The Wondaland Records leader architects Dirty Computer’s sound and visuals into the film in a way that only a true woman of the arts would. Each of Jane 57821’s memories are actually Monaé’s music videos for several tracks from the album, beginning with the untamed “Crazy, Classic Life” and moving onto tracks like the pop-jazzy “Make Me Feel,”  ending the film with the track, “Americans” (the only song that is not accompanied by a visual). Hollywood actress Tessa Thompson, who makes her second debut after her cameo in “Pynk,” is Monaé’s love interest and “torch,” the identification used for “cleaned” computers that were also once dirty. Together, Thompson and Monaé’s characters had a lovers’ past that they both struggle to remember and is recollective only by a tattoo on the inside of Jane 57821’s wrist. The third part of their love triangle, Che Achebe Patient 06756 (who also appears in Monaé’s memories of love and open sexuality) becomes the next cleansing victim after Monaé’s session. She’s now his aforementioned “torch,” and is mundanely renamed Mary Apple 54— there to “bring him from the darkness into the light.” A refreshing plot twist erupts in the room: it’s Thompson, who passes both of them protective gas masks as they overflow the building with the humanity-stripping, computer-cleansing vapor, wiping out their oppressors. The three lovers escape, free to live their nonconformist, filth-comping lives.

The concept is an echo of Monaé’s highly-celebrated reveal of her sexuality, which she shared in an April Rolling Stone cover story.  “Being a queer black woman in America, someone who has been in relationships with both men and women – I consider myself to be a free-ass motherf***er," she shared with the magazine. “But then later I read about pansexuality and was like, ‘Oh, these are things that I identify with too.' I'm open to learning more about who I am."

Monaé is generous in crediting those who helped her come to such self-actualization as well, notably the late Royal Badness, Prince. She was fortunate enough to develop a relationship with him both off-wax and offstage before his April 2016 passing.
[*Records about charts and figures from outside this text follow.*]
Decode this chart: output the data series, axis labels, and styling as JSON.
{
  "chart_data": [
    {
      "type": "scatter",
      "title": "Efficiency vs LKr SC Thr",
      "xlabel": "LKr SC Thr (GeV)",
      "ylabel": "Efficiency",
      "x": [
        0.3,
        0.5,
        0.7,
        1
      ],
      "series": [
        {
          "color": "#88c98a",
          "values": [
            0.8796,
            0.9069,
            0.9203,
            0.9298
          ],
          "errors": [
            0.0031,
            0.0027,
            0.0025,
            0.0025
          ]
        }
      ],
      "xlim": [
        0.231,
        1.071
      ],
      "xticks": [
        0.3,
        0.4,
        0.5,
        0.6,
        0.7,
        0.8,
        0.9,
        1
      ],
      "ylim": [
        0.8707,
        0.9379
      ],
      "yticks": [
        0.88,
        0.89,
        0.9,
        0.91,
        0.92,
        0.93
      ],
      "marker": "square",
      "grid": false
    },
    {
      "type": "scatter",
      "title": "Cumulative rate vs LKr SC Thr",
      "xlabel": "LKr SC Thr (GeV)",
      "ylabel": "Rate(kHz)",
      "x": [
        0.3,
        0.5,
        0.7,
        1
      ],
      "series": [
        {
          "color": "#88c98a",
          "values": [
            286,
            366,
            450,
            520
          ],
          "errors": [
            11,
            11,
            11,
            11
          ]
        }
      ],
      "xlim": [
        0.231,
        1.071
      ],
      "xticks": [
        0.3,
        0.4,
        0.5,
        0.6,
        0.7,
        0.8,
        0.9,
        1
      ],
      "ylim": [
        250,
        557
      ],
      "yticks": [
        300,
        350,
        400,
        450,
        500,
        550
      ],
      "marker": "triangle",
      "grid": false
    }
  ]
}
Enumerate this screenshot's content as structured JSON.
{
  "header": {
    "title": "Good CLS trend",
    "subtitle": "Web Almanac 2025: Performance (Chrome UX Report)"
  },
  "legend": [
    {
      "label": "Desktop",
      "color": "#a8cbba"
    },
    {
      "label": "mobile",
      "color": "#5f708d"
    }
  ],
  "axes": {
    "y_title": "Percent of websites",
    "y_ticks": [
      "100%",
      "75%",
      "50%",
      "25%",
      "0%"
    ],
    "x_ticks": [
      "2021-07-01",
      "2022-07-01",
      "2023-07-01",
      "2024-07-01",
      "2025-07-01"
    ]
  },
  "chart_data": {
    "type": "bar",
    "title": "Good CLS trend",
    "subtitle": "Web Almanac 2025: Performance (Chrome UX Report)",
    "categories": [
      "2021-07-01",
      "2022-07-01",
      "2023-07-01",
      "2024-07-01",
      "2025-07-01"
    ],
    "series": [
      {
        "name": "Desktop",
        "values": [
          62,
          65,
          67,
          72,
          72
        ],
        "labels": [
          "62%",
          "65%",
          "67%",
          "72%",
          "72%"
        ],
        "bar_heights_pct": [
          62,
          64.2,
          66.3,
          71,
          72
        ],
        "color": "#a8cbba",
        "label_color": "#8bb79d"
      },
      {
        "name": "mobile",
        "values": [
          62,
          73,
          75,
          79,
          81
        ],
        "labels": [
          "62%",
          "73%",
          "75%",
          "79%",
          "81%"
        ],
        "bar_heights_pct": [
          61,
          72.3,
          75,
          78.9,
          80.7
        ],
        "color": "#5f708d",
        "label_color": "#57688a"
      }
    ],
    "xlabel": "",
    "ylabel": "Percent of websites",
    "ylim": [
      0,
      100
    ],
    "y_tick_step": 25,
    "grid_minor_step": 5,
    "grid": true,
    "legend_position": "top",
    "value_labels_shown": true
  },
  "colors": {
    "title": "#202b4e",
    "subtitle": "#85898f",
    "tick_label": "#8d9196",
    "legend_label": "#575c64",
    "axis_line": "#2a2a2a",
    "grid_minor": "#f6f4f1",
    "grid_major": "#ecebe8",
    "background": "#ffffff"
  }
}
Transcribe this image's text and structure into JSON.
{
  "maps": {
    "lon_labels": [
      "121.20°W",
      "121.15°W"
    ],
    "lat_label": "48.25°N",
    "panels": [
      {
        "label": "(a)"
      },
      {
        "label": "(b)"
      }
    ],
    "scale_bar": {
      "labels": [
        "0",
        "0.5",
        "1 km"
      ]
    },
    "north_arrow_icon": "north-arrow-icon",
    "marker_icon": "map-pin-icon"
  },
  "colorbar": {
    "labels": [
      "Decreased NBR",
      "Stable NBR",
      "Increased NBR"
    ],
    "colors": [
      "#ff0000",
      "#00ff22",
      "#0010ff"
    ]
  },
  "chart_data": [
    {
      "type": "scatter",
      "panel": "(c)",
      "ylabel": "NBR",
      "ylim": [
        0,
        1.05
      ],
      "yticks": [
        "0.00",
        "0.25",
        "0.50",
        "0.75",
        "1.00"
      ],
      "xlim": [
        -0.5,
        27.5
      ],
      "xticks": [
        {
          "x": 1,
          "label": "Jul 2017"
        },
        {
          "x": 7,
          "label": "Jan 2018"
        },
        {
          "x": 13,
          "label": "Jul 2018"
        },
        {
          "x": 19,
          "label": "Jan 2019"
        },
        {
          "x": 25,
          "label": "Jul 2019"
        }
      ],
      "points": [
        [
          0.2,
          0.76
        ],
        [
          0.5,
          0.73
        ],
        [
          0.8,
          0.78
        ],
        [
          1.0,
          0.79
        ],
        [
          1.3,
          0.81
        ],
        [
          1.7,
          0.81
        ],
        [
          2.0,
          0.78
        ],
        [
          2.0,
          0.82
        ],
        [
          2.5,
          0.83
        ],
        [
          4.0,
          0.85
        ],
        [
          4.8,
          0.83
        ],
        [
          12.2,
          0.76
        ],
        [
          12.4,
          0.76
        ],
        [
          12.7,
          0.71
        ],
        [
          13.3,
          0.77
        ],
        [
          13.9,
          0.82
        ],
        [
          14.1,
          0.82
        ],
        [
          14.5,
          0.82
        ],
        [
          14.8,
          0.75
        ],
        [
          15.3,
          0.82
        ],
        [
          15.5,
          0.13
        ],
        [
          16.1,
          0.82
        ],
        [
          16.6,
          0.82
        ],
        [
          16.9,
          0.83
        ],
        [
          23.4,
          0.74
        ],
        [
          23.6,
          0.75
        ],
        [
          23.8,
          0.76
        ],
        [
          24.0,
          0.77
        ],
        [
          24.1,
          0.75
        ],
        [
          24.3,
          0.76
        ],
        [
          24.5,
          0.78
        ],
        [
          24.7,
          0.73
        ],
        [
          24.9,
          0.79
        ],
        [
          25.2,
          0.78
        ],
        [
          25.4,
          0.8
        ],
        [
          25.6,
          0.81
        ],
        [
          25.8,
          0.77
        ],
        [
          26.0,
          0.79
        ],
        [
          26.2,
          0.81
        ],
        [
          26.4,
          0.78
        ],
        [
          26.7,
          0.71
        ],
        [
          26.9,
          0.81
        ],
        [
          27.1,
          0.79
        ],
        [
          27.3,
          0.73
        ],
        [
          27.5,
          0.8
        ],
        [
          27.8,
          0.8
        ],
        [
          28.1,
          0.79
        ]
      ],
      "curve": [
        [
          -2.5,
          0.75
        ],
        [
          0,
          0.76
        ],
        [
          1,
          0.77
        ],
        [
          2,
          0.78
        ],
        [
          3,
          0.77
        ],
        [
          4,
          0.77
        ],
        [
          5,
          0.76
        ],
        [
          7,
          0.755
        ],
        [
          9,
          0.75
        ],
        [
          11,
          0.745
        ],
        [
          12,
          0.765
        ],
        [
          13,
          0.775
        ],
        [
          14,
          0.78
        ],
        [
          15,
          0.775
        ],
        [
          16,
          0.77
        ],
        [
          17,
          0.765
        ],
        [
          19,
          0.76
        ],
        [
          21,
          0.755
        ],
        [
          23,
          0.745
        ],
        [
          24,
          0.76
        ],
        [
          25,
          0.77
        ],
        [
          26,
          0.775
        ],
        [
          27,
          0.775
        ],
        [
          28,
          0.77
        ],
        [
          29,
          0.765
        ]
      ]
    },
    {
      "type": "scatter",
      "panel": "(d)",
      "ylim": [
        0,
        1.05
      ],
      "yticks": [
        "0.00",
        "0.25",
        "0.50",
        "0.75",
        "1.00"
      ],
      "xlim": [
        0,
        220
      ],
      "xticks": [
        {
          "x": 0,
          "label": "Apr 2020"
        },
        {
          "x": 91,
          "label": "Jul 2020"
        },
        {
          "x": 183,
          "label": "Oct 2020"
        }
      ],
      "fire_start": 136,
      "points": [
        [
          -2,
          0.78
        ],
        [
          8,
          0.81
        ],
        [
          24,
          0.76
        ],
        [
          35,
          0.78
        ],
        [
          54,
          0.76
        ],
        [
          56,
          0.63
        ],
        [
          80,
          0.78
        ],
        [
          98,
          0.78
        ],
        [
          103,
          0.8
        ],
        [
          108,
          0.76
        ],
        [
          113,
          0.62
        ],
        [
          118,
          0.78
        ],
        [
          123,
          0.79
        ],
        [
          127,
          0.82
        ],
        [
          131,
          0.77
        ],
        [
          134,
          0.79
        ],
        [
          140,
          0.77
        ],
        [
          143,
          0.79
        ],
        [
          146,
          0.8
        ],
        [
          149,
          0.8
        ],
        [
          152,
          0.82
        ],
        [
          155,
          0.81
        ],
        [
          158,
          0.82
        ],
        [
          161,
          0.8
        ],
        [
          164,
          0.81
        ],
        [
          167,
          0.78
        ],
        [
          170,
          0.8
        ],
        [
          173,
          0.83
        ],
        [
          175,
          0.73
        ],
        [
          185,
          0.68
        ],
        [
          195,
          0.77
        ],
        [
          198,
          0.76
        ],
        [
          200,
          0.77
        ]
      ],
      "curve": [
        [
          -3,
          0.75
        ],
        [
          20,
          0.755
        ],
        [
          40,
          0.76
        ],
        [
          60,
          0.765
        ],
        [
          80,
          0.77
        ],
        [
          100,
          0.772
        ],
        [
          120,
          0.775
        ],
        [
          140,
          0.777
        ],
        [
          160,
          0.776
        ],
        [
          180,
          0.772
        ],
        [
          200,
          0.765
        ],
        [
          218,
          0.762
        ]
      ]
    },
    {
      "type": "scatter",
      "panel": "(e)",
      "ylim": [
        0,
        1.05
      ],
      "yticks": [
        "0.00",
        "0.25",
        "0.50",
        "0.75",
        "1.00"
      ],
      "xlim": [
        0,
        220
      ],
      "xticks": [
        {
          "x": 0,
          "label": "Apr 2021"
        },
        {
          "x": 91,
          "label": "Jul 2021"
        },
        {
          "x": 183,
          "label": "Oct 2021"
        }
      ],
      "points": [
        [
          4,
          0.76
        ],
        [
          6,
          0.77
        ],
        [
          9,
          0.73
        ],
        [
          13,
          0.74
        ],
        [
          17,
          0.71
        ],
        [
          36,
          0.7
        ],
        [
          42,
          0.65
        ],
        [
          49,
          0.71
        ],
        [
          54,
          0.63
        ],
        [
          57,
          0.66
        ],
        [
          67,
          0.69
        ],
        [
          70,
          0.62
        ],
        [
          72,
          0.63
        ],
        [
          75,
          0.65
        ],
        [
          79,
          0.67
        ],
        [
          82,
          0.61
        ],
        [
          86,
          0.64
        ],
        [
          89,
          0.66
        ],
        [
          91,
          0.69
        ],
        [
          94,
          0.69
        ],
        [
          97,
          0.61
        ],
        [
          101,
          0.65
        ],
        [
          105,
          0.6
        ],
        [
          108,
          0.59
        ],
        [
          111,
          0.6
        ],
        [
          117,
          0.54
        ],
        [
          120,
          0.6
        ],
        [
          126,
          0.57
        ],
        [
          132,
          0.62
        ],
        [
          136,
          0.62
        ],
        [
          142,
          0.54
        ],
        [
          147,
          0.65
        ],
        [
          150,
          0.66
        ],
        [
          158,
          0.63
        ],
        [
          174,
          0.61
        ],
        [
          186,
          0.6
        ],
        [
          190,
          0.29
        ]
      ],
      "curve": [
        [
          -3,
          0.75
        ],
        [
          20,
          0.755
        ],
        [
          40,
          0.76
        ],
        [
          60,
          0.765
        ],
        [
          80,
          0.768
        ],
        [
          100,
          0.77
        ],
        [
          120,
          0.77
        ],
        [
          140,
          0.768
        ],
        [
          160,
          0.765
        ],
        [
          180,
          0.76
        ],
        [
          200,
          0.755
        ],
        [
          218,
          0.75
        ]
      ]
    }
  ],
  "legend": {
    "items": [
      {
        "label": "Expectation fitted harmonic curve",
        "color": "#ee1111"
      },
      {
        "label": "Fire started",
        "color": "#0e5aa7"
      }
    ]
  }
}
He is profoundly embedded in her musical DNA, she lauds of The Prince of Funk.  “To have him as a mentor was a blessing because he was always offering his guidance,” she says of his influence. “He took me on tour with him when I was going this process of the album. When I had questions or wanted to run anything by him he always made sure that I knew he was available. He was also a fan of the music we did here at Wondaland, and my writing.”

Having the noble honor of being Prince’s mentee is enough to send chills up any musician’s spine, but Monaé is humble and unpretentious in her reverence of him. Prince was a man of unfamed altruism, so she doesn’t wish to share with me all of the favors, gifts and alms he paid forth. He was just “one of those people who gave from his heart and not for the recognition,” she remembers of him. “I'll always honor him whenever I can and speak his name whenever I can. Without Prince, without Paisley Park, I don't think we'd know how far we could take it— I could take it— as an artist.”

Dirty Computer is a righteous indicator of that distance in 2018.

I needed to tap into embracing the things that make me unique even if it makes others uncomfortable this time around.


She wants listeners to feel rainbows, and middle fingers,

and nappy hair, and sloppy kisses, and topless summers on the beach, and torsos out of the car windows, and loud burps when the food is delicious, and fingernails passionately ripping bed sheets, and everything else in this world that makes “them” feel funny, but makes “us” feel free. Monaé shares too much of herself to have just one idea she’d like to shine the brightest from the album. She wanders around this question that she describes as “heavy” before abruptly stopping to rephrase.

“What I'm trying to say is that self-love and appreciation is very important to me and this album has caused me to have to make sure that I am loving myself despite what the media says about the color of my skin, my body, my hair or my looks,” she says. Her voice is less rushed now. “I needed to tap into embracing the things that make me unique even if it makes others uncomfortable this time around.”

To this degree, Monaé’s “dirty computer” is the cleanest it’s ever been.